- Hmm, an interesting idea - one thing I do like about this story is the style - a writing style that certainly evokes the parlance and style of Jack Sparrow.
My only problem is that it's so short that nothing really happens; I don't really "get" anything out the story. Yes, Jack is well characterized - I can fully imagine him attempting to steal Charon's boat.
On the other hand, what's the point, really? I get a kind of "Uncle Remus" feeling in terms of the storytelling style, but it meanders a bit too much and ends up leaving the reader with a kind of "so now what" feeling.
What I'm trying to say, really, is that writing is good, but the story doesn't really have a point, or the point mentioned in the summary. I'd recommend fleshing out the story a bit more; it's short even for a one-shot.
- I found the prose to be affected and over the top, an attempt to emulate Jack's exaggerated mode of speech without actually getting into his head, which resulted in an oversaturation of random phrases rather than a judicious use of them here and there to accent his dialogue. My suggestion is to limit the Jack-dialect. However, I thought that the storyline itself was interesting, with the Greek and his explanation of the afterlife. That Jack kept ahold of the coin was curious, but explained in the last paragraph, and I saw it as a token representative of the future booty from Elysium (very nice phrase, the one about plundering Elysium, by the way). The last paragraph was where I thought the annoying dialogue dropped and finally became convincingly grandiose and Jack-like, entirely sincere and yet out of whack with reality in a Jack-ish manner. One might call it delusions of grandeur, except that Jack manages to follow through on his fancy. His idea of pushing Charon overboard and raiding Elysium captures his irreverent, piratical spirit perfectly. In short, the characterisation is good when you express a character's actions and ideas, but it isn't so good when you try to get into their patterns of speech and thought (the way they express their ideas).

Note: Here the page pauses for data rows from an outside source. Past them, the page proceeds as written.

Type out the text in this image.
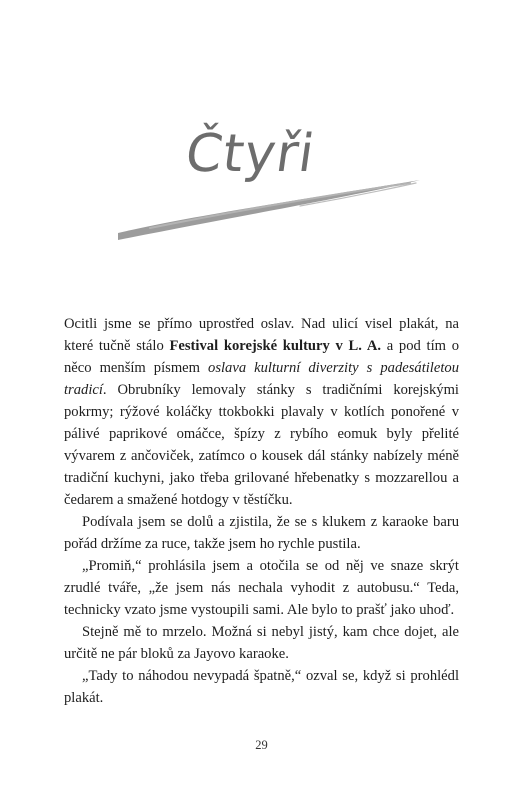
Čtyři

Ocitli jsme se přímo uprostřed oslav. Nad ulicí visel plakát, na které tučně stálo Festival korejské kultury v L. A. a pod tím o něco menším písmem oslava kulturní diverzity s padesátiletou tradicí. Obrubníky lemovaly stánky s tradičními korejskými pokrmy; rýžové koláčky ttokbokki plavaly v kotlích ponořené v pálivé paprikové omáčce, špízy z rybího eomuk byly přelité vývarem z ančoviček, zatímco o kousek dál stánky nabízely méně tradiční kuchyni, jako třeba grilované hřebenatky s mozzarellou a čedarem a smažené hotdogy v těstíčku.

Podívala jsem se dolů a zjistila, že se s klukem z karaoke baru pořád držíme za ruce, takže jsem ho rychle pustila.

„Promiň,“ prohlásila jsem a otočila se od něj ve snaze skrýt zrudlé tváře, „že jsem nás nechala vyhodit z autobusu.“ Teda, technicky vzato jsme vystoupili sami. Ale bylo to prašť jako uhoď.

Stejně mě to mrzelo. Možná si nebyl jistý, kam chce dojet, ale určitě ne pár bloků za Jayovo karaoke.

„Tady to náhodou nevypadá špatně,“ ozval se, když si prohlédl plakát.

29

- It takes a second to get into the flow of the story and understand the meter of the speech, but once that was down it read beautifully. It was like a moment stolen straight out of Jack's memories, like a story he might tell aloud to someone (including all the little exagerations and side-stories that he might meander down). I was particularly pleased by the last paragraph and his intentions of plundering Elysium if that's the way he goes when he's dead. Bravo! This was a great one-shot.
(#) Stella_Omega 2005-12-17Jaebi_Lit has mostly the right of it, although I'm more forgiving perhaps. Still I'd like to see the style cleaned up just a little.
It's not jack tellng the tale though, is it- some mate of his swapping the story for a pot of ale.
Sweet though. I like the way the stories are being told- The stories that were only hinted at in the film.
"Are none of them true then?"
"No" he said, and pulled his shirt aside to show the bullet scars; "None at all."